A set mapping is a collection of identifiers that together provide an alternative for the functionality of a single compound set.

A set mapping consists of:

• A set mapping set is an atomic set with elements that look like elements from a compound set.
• A set mapping index is an index in a set mapping set. Note that a set mapping index is an atomic index.
• A set mapping relation is a relation that contains the same set of tuples as a compound set.
• A set mapping parameter is an element parameter that contains the data to handle the “tags” functionality of a compound set.
Compound data
A compound data identifier is a parameter, variable, or constraint with at least one compound index in its index domain.
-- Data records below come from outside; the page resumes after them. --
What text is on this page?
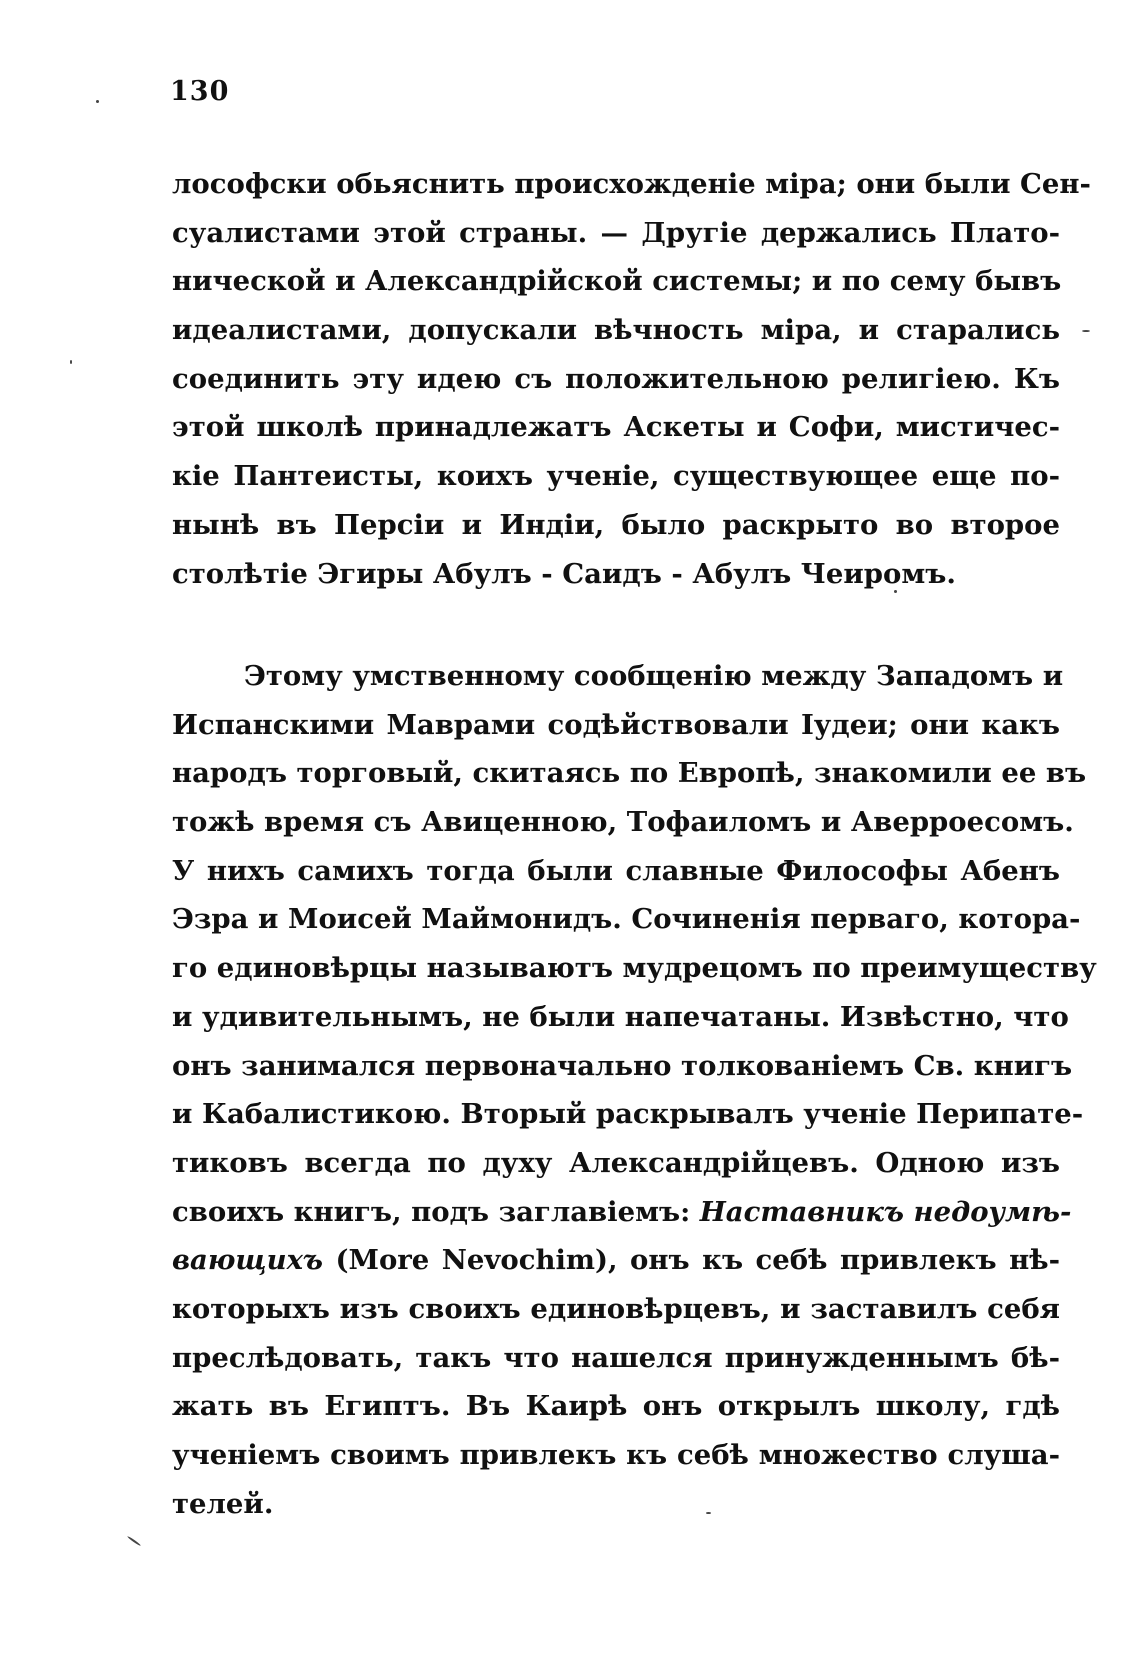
130
лософски обьяснить происхожденіе міра; они были Сен-
суалистами этой страны. — Другіе держались Плато-
нической и Александрійской системы; и по сему бывъ
идеалистами, допускали вѣчность міра, и старались
соединить эту идею съ положительною религіею. Къ
этой школѣ принадлежатъ Аскеты и Софи, мистичес-
кіе Пантеисты, коихъ ученіе, существующее еще по-
нынѣ въ Персіи и Индіи, было раскрыто во второе
столѣтіе Эгиры Абулъ - Саидъ - Абулъ Чеиромъ.
Этому умственному сообщенію между Западомъ и
Испанскими Маврами содѣйствовали Іудеи; они какъ
народъ торговый, скитаясь по Европѣ, знакомили ее въ
тожѣ время съ Авиценною, Тофаиломъ и Аверроесомъ.
У нихъ самихъ тогда были славные Философы Абенъ
Эзра и Моисей Маймонидъ. Сочиненія перваго, котора-
го единовѣрцы называютъ мудрецомъ по преимуществу
и удивительнымъ, не были напечатаны. Извѣстно, что
онъ занимался первоначально толкованіемъ Св. книгъ
и Кабалистикою. Вторый раскрывалъ ученіе Перипате-
тиковъ всегда по духу Александрійцевъ. Одною изъ
своихъ книгъ, подъ заглавіемъ: Наставникъ недоумѣ-
вающихъ (More Nevochim), онъ къ себѣ привлекъ нѣ-
которыхъ изъ своихъ единовѣрцевъ, и заставилъ себя
преслѣдовать, такъ что нашелся принужденнымъ бѣ-
жать въ Египтъ. Въ Каирѣ онъ открылъ школу, гдѣ
ученіемъ своимъ привлекъ къ себѣ множество слуша-
телей.
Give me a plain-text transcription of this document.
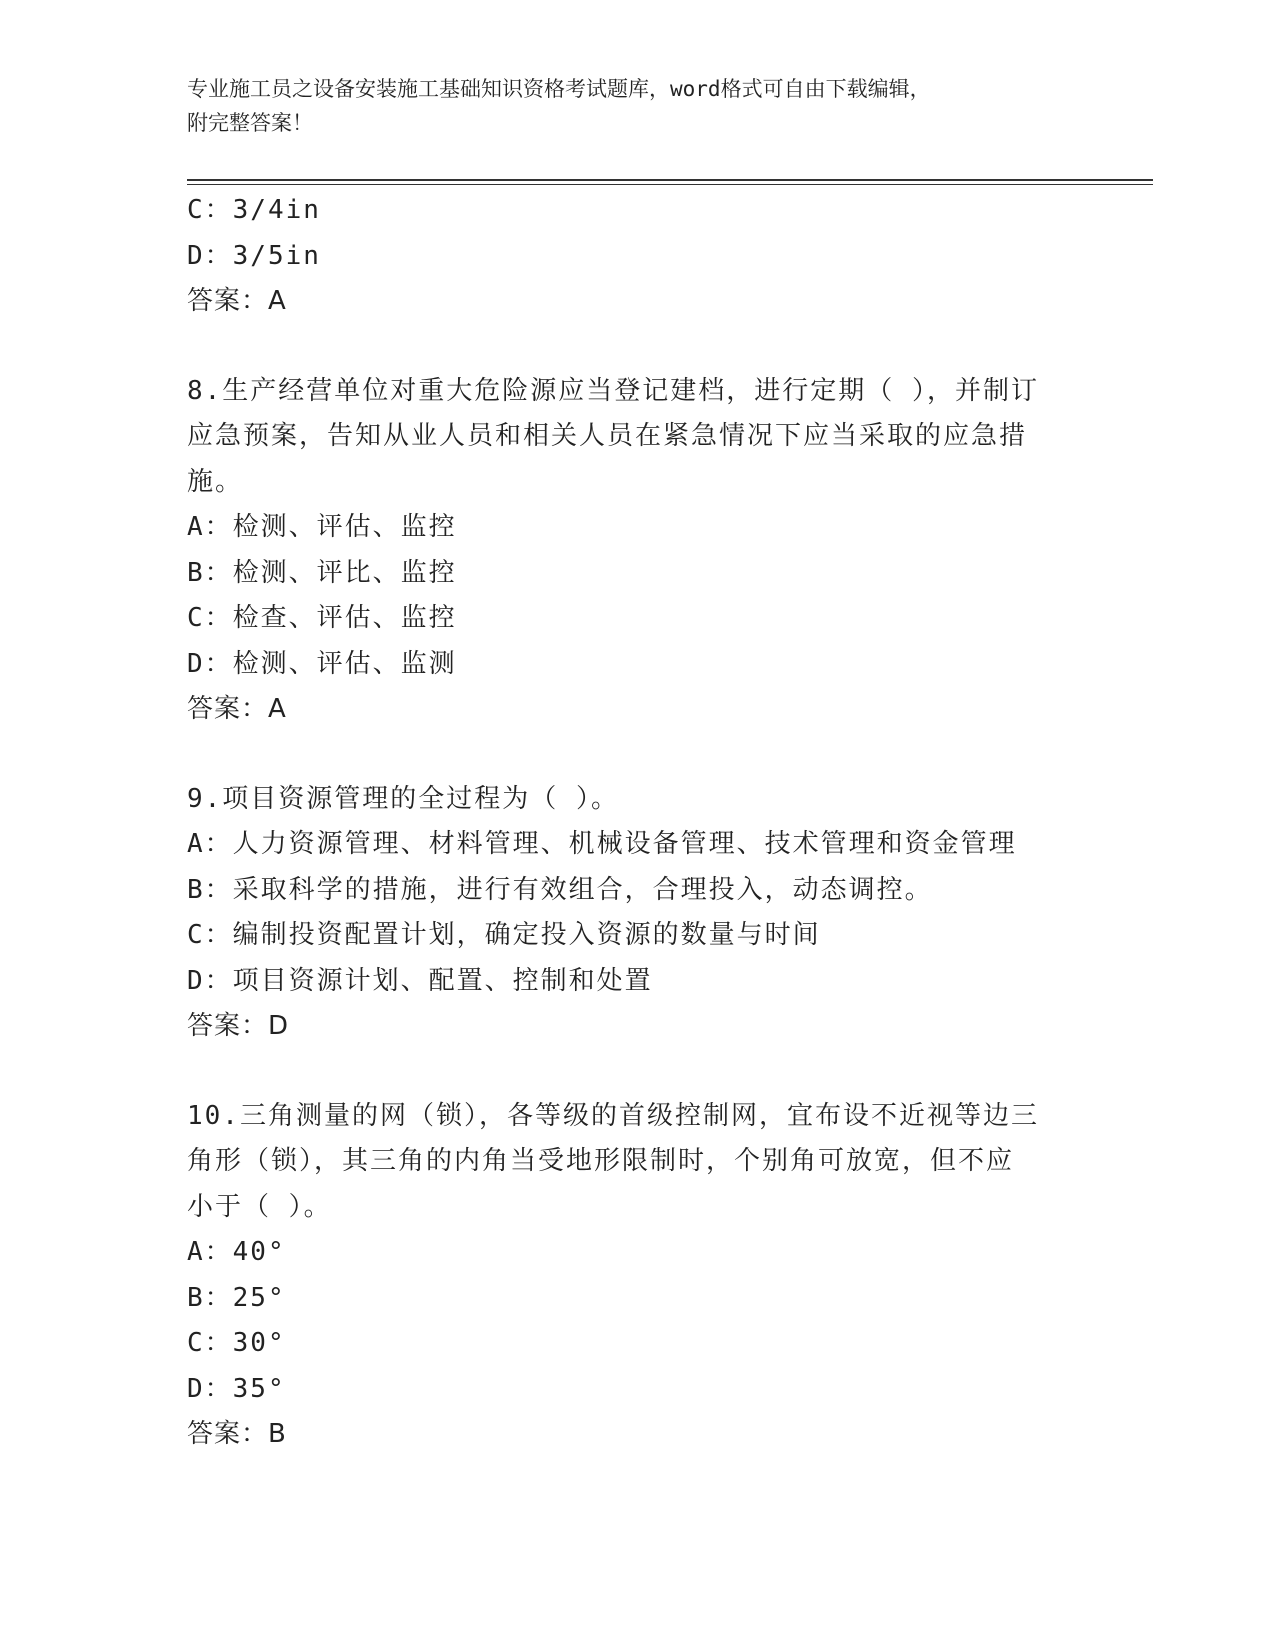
专业施工员之设备安装施工基础知识资格考试题库，word格式可自由下载编辑，
附完整答案！
C：3/4in
D：3/5in
答案：A
8.生产经营单位对重大危险源应当登记建档，进行定期（ ），并制订
应急预案，告知从业人员和相关人员在紧急情况下应当采取的应急措
施。
A：检测、评估、监控
B：检测、评比、监控
C：检查、评估、监控
D：检测、评估、监测
答案：A
9.项目资源管理的全过程为（ ）。
A：人力资源管理、材料管理、机械设备管理、技术管理和资金管理
B：采取科学的措施，进行有效组合，合理投入，动态调控。
C：编制投资配置计划，确定投入资源的数量与时间
D：项目资源计划、配置、控制和处置
答案：D
10.三角测量的网（锁），各等级的首级控制网，宜布设不近视等边三
角形（锁），其三角的内角当受地形限制时，个别角可放宽，但不应
小于（ ）。
A：40°
B：25°
C：30°
D：35°
答案：B
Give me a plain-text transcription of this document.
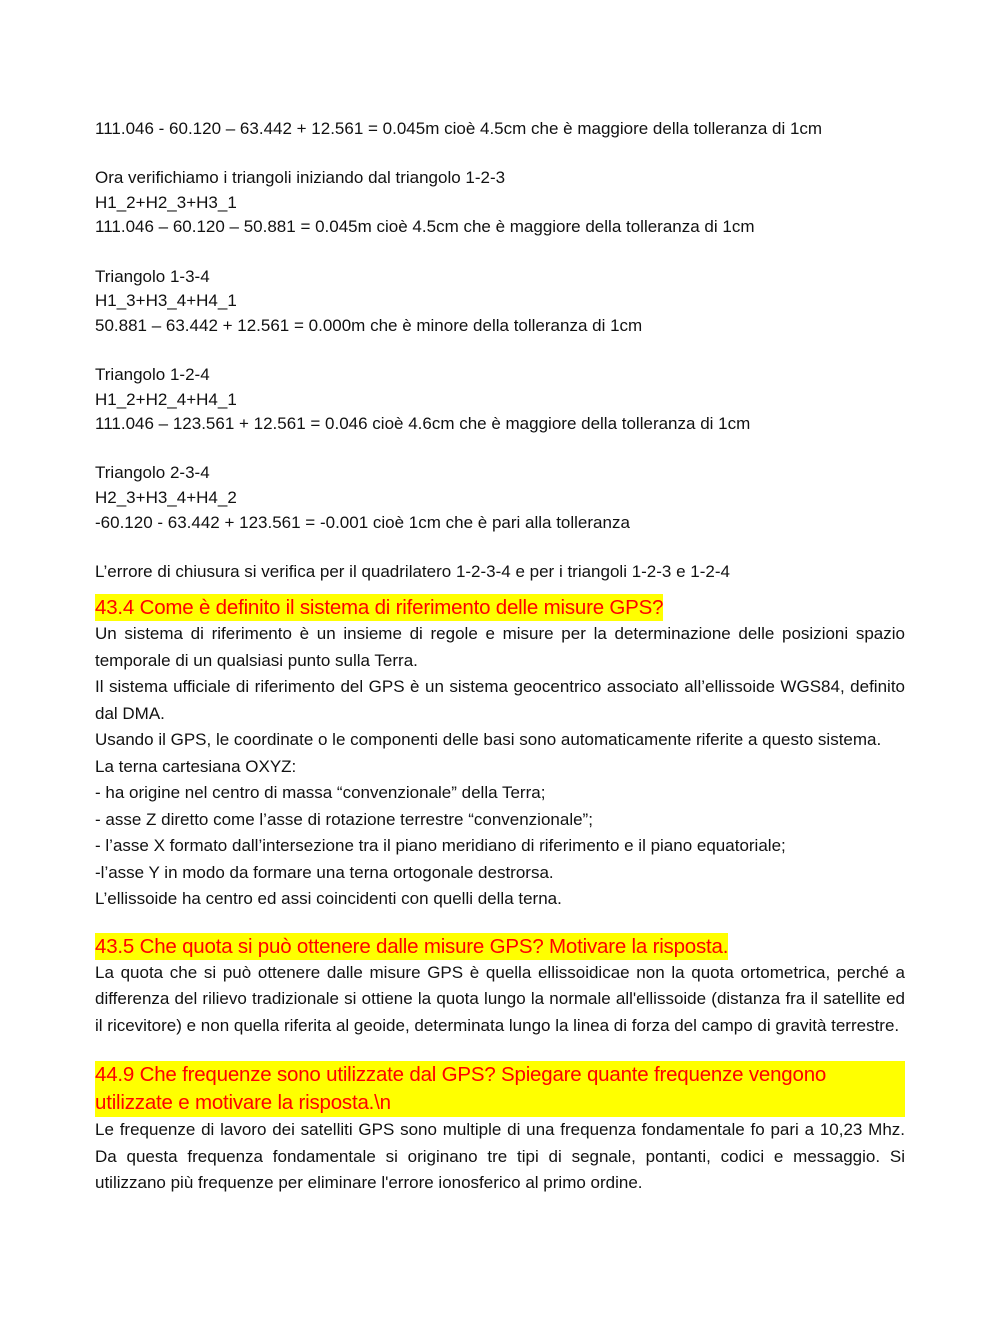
111.046 - 60.120 – 63.442 + 12.561 = 0.045m cioè 4.5cm che è maggiore della tolleranza di 1cm

Ora verifichiamo i triangoli iniziando dal triangolo 1-2-3

H1_2+H2_3+H3_1

111.046 – 60.120 – 50.881 = 0.045m cioè 4.5cm che è maggiore della tolleranza di 1cm

Triangolo 1-3-4

H1_3+H3_4+H4_1

50.881 – 63.442 + 12.561 = 0.000m che è minore della tolleranza di 1cm

Triangolo 1-2-4

H1_2+H2_4+H4_1

111.046 – 123.561 + 12.561 = 0.046 cioè 4.6cm che è maggiore della tolleranza di 1cm

Triangolo 2-3-4

H2_3+H3_4+H4_2

-60.120 - 63.442 + 123.561 = -0.001 cioè 1cm che è pari alla tolleranza

L’errore di chiusura si verifica per il quadrilatero 1-2-3-4 e per i triangoli 1-2-3 e 1-2-4

43.4 Come è definito il sistema di riferimento delle misure GPS?

Un sistema di riferimento è un insieme di regole e misure per la determinazione delle posizioni spazio temporale di un qualsiasi punto sulla Terra.

Il sistema ufficiale di riferimento del GPS è un sistema geocentrico associato all’ellissoide WGS84, definito dal DMA.

Usando il GPS, le coordinate o le componenti delle basi sono automaticamente riferite a questo sistema.

La terna cartesiana OXYZ:

- ha origine nel centro di massa “convenzionale” della Terra;

- asse Z diretto come l’asse di rotazione terrestre “convenzionale”;

- l’asse X formato dall’intersezione tra il piano meridiano di riferimento e il piano equatoriale;

-l’asse Y in modo da formare una terna ortogonale destrorsa.

L’ellissoide ha centro ed assi coincidenti con quelli della terna.

43.5 Che quota si può ottenere dalle misure GPS? Motivare la risposta.

La quota che si può ottenere dalle misure GPS è quella ellissoidicae non la quota ortometrica, perché a differenza del rilievo tradizionale si ottiene la quota lungo la normale all'ellissoide (distanza fra il satellite ed il ricevitore) e non quella riferita al geoide, determinata lungo la linea di forza del campo di gravità terrestre.

44.9 Che frequenze sono utilizzate dal GPS? Spiegare quante frequenze vengono utilizzate e motivare la risposta.\n

Le frequenze di lavoro dei satelliti GPS sono multiple di una frequenza fondamentale fo pari a 10,23 Mhz. Da questa frequenza fondamentale si originano tre tipi di segnale, pontanti, codici e messaggio. Si utilizzano più frequenze per eliminare l'errore ionosferico al primo ordine.
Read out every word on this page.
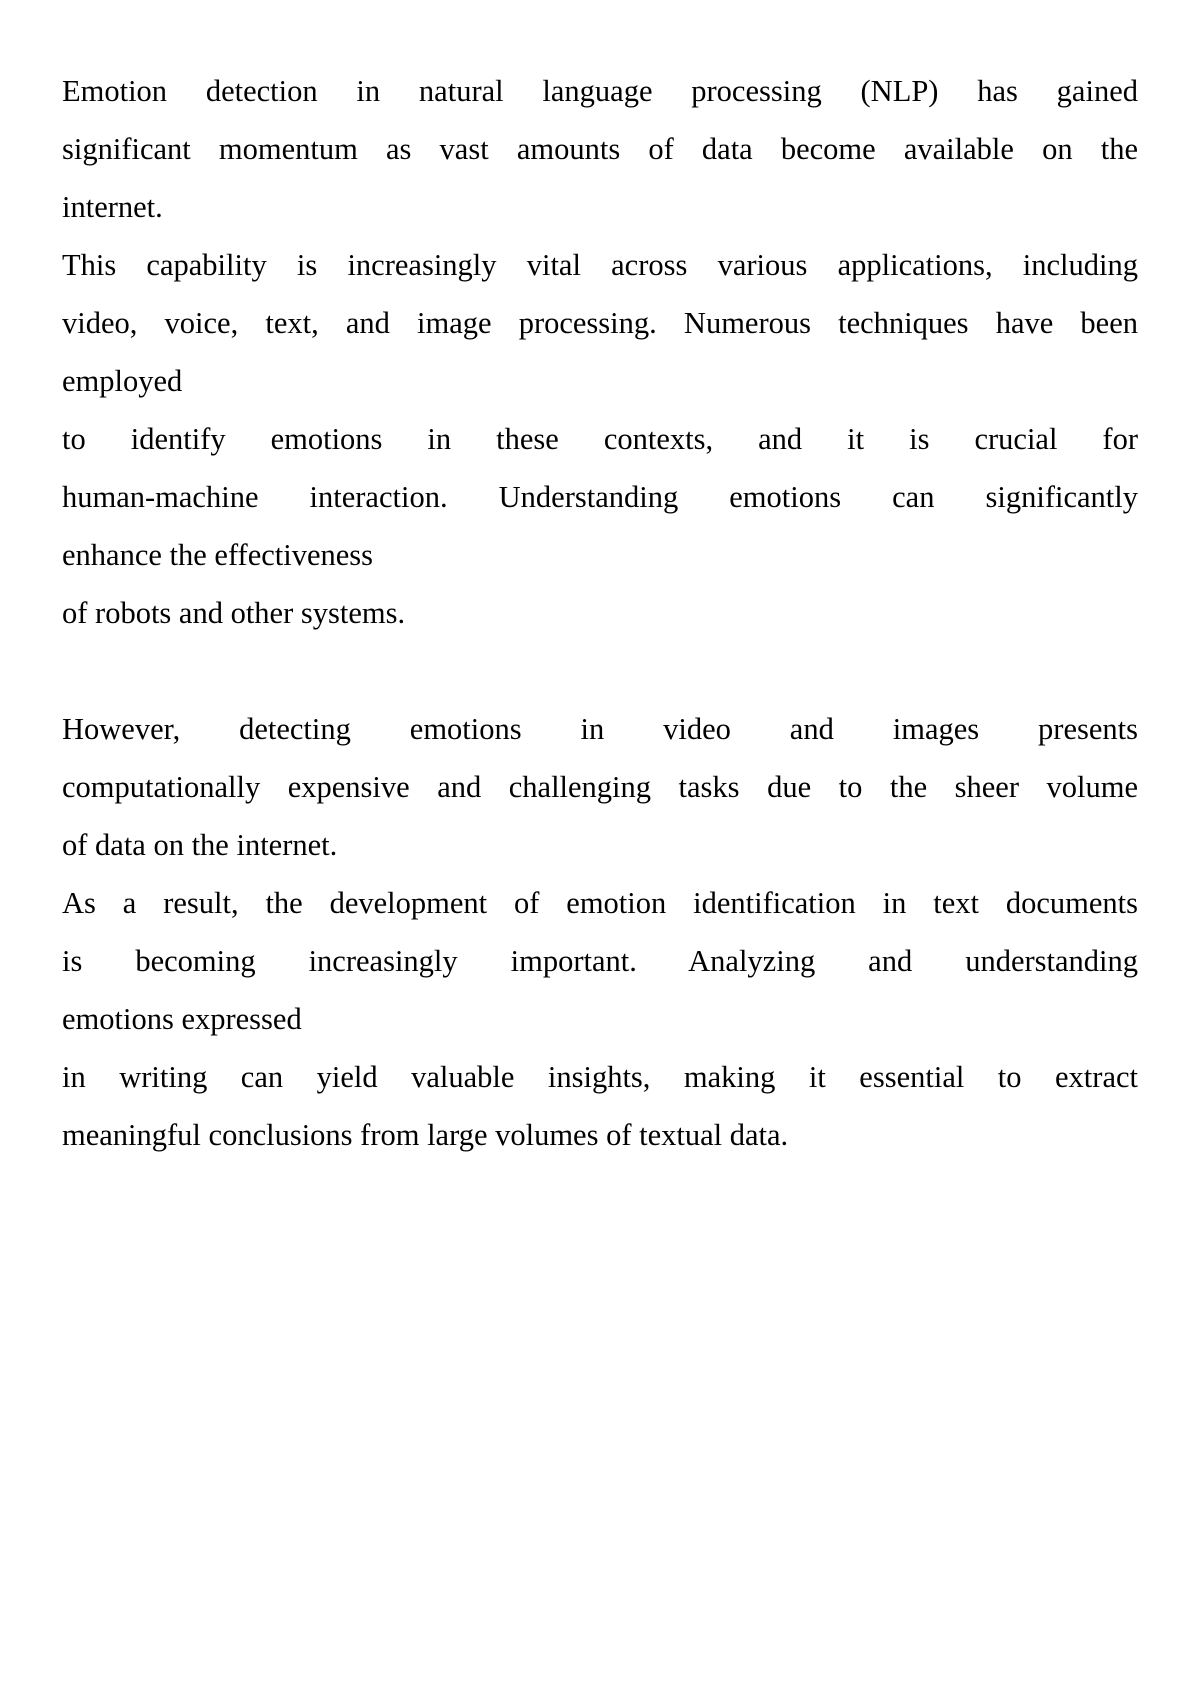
Emotion detection in natural language processing (NLP) has gained

significant momentum as vast amounts of data become available on the

internet.

This capability is increasingly vital across various applications, including

video, voice, text, and image processing. Numerous techniques have been

employed

to identify emotions in these contexts, and it is crucial for

human-machine interaction. Understanding emotions can significantly

enhance the effectiveness

of robots and other systems.

However, detecting emotions in video and images presents

computationally expensive and challenging tasks due to the sheer volume

of data on the internet.

As a result, the development of emotion identification in text documents

is becoming increasingly important. Analyzing and understanding

emotions expressed

in writing can yield valuable insights, making it essential to extract

meaningful conclusions from large volumes of textual data.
Thus, compound data is the data of a compound data identifier.
Screen definition
A screen definition is a serialized representation of a screen. The point and click types of UI provided by AIMMS, both WinUI and WebUI, store these screen definitions as text files within an AIMMS project.
Consider a parameter A, then a shadow parameter, say A_Shadow`, is a parameter with the same element values.